Kamis 29 Aug 2019 16:46 WIB

Mendikbud: Jika Ibu Kota Pindah Sistem Pendidikan Merata

Selama ini semua keputusan terkait pendidikan hanya di Jakarta.

Rep: Haura Hafizhah/ Red: Ani Nursalikah
Menteri Pendidikan dan Kebudayaan, Muhadjir Effendy
Foto: Republika TV/Muhammad Rizki Triyana
Menteri Pendidikan dan Kebudayaan, Muhadjir Effendy

REPUBLIKA.CO.ID, JAKARTA -- Sistem pendidikan akan lebih mudah merata dan berkualitas jika Ibu Kota Jakarta pindah ke Kalimantan. Sebab, saat ini masih ada kesenjangan pendidikan di berbagai daerah karena semua keputusan terkait pendidikan berpusat di Jakarta.

Menteri Pendidikan dan Kebudayaan Muhadjir Effendy mengatakan, selama ini kendala sistem pendidikan di Indonesia adalah tidak merata dan jauh dari kualitas. Semua ini terjadi karena semua keputusan terkait pendidikan hanya di Jakarta.

Baca Juga

“Selama ini porosnya ada di Jakarta. Jika ibu kota dipindahkan ke Kalimantan pastinya sistem pendidikan ini bisa lebih merata. Upaya kami meratakan pendidikan yang berkualitas seluruh Indonesia dan mengurangi kesenjangan yang saat ini masih ada,” katanya kepada wartawan di Museum Nasional, Jakarta Pusat, Kamis (29/8).

Muhadjir menambahkan untuk meratakan pendidikan yang berkualitas, saat ini ia memakai strategi sistem zonasi pendidikan. Sistem zonasi pendidikan merupakan platform kebijakan pemerataan dan percepatan pendidikan. Sampai sekarang ia sedang menunggu Peraturan Presiden (Perpres) terkait sistem zonasi pendidikan yang sudah diusulkan sehingga kedepannya sistem tersebut bisa diterapkan di sekolah seluruh Indonesia.

Muhadjir melanjutkan sistem zonasi pemerataan guru akan terlaksana pada 2020. Ia sudah melakukan pembahasan dengan Kementerian Keuangan (Kemenkeu) terkait pendapatan guru tidak tetap atau honorer. Nantinya, pendapatan mereka dari sumber yang pasti, yaitu dari Dana Alokasi Umum (DAU). Pendapatan guru tersebut akan setara dengan upah minimum regional (UMR). Namun, pembahasan DAU tersebut belum sampai tahap selesai.

“Kemenkeu mendukung usulan kami. Selanjutnya, Kemenkeu yang wewenang untuk menjelaskan DAU. Mudah-mudahan 2020 terlaksana agar para guru honorer tidak dibayar dari dana Bantuan Operasional Sekolah (BOS) atau dari uang urunan para wali siswa yang ada di sekolah tersebut,” ujar dia.

Muhadjir mengimbau agar tidak ada lagi moratorium guru.

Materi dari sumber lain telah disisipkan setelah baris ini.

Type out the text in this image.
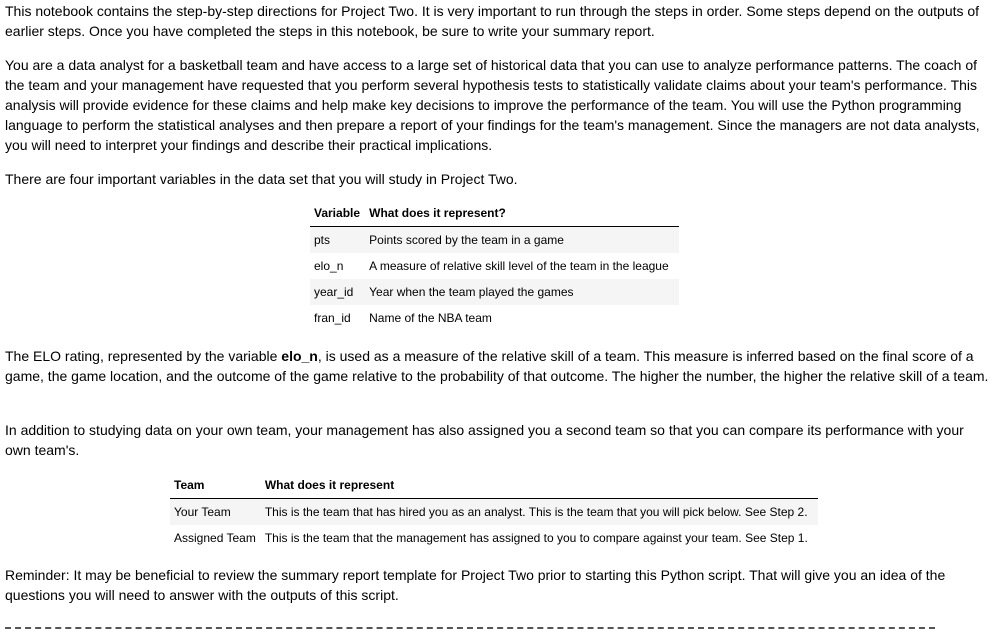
This notebook contains the step-by-step directions for Project Two. It is very important to run through the steps in order. Some steps depend on the outputs of earlier steps. Once you have completed the steps in this notebook, be sure to write your summary report.

You are a data analyst for a basketball team and have access to a large set of historical data that you can use to analyze performance patterns. The coach of the team and your management have requested that you perform several hypothesis tests to statistically validate claims about your team's performance. This analysis will provide evidence for these claims and help make key decisions to improve the performance of the team. You will use the Python programming language to perform the statistical analyses and then prepare a report of your findings for the team's management. Since the managers are not data analysts, you will need to interpret your findings and describe their practical implications.

There are four important variables in the data set that you will study in Project Two.

Variable	What does it represent?
pts	Points scored by the team in a game
elo_n	A measure of relative skill level of the team in the league
year_id	Year when the team played the games
fran_id	Name of the NBA team

The ELO rating, represented by the variable elo_n, is used as a measure of the relative skill of a team. This measure is inferred based on the final score of a game, the game location, and the outcome of the game relative to the probability of that outcome. The higher the number, the higher the relative skill of a team.

In addition to studying data on your own team, your management has also assigned you a second team so that you can compare its performance with your own team's.

Team	What does it represent
Your Team	This is the team that has hired you as an analyst. This is the team that you will pick below. See Step 2.
Assigned Team	This is the team that the management has assigned to you to compare against your team. See Step 1.

Reminder: It may be beneficial to review the summary report template for Project Two prior to starting this Python script. That will give you an idea of the questions you will need to answer with the outputs of this script.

Jika moratorium guru dilaksanakan pasti akan terjadi penumpukan dan kekurangan guru. Saat ini, pensiun guru 2019 mencapai 52 ribu puncaknya pada 2022, yaitu 72 ribu. Karena itu, setiap tahun harus ada pengangkatan. Pengangkatan itu adalah untuk pengganti guru yang pensiun serta penambahan sekolah baru harus ada penambahan guru.

“Jangan sampai ada moratorium guru apalagi sampai bertahun-tahun kalau itu terjadi akan menyebabkan masalah besar. Sekarang ini kami harapkan diselesaikan oleh pemerintah untuk permasalahan guru honorer untuk lima tahun kedepan. Ada tiga skema yaitu, guru honorer, pengganti pensiun, dan penambahan sekolah baru,” kata dia.

Untuk digitalisasi sekolah, ia menjelaskan tahun ini ada sekitar 1 juta 500 ribu tablet yang disebarkan ke sekolah agar siswa belajar dengan dunia virtual. Adanya tablet ini bersumber dari dana BOS afirmasi untuk wilayah kawasan tertinggal, terdepan dan terluar (3T) dan BOS kinerja.

Nantinya, mereka bisa belajar dengan program belajar online dari Rumah Belajar yang sudah disiapkan oleh Kementerian Pendidikan dan Kebudayaan (Kemendikbud). Untuk masalah internet, Muhadjir sudah bekerja sama dengan Kementerian Komunikasi dan Informasi (Kemenkominfo).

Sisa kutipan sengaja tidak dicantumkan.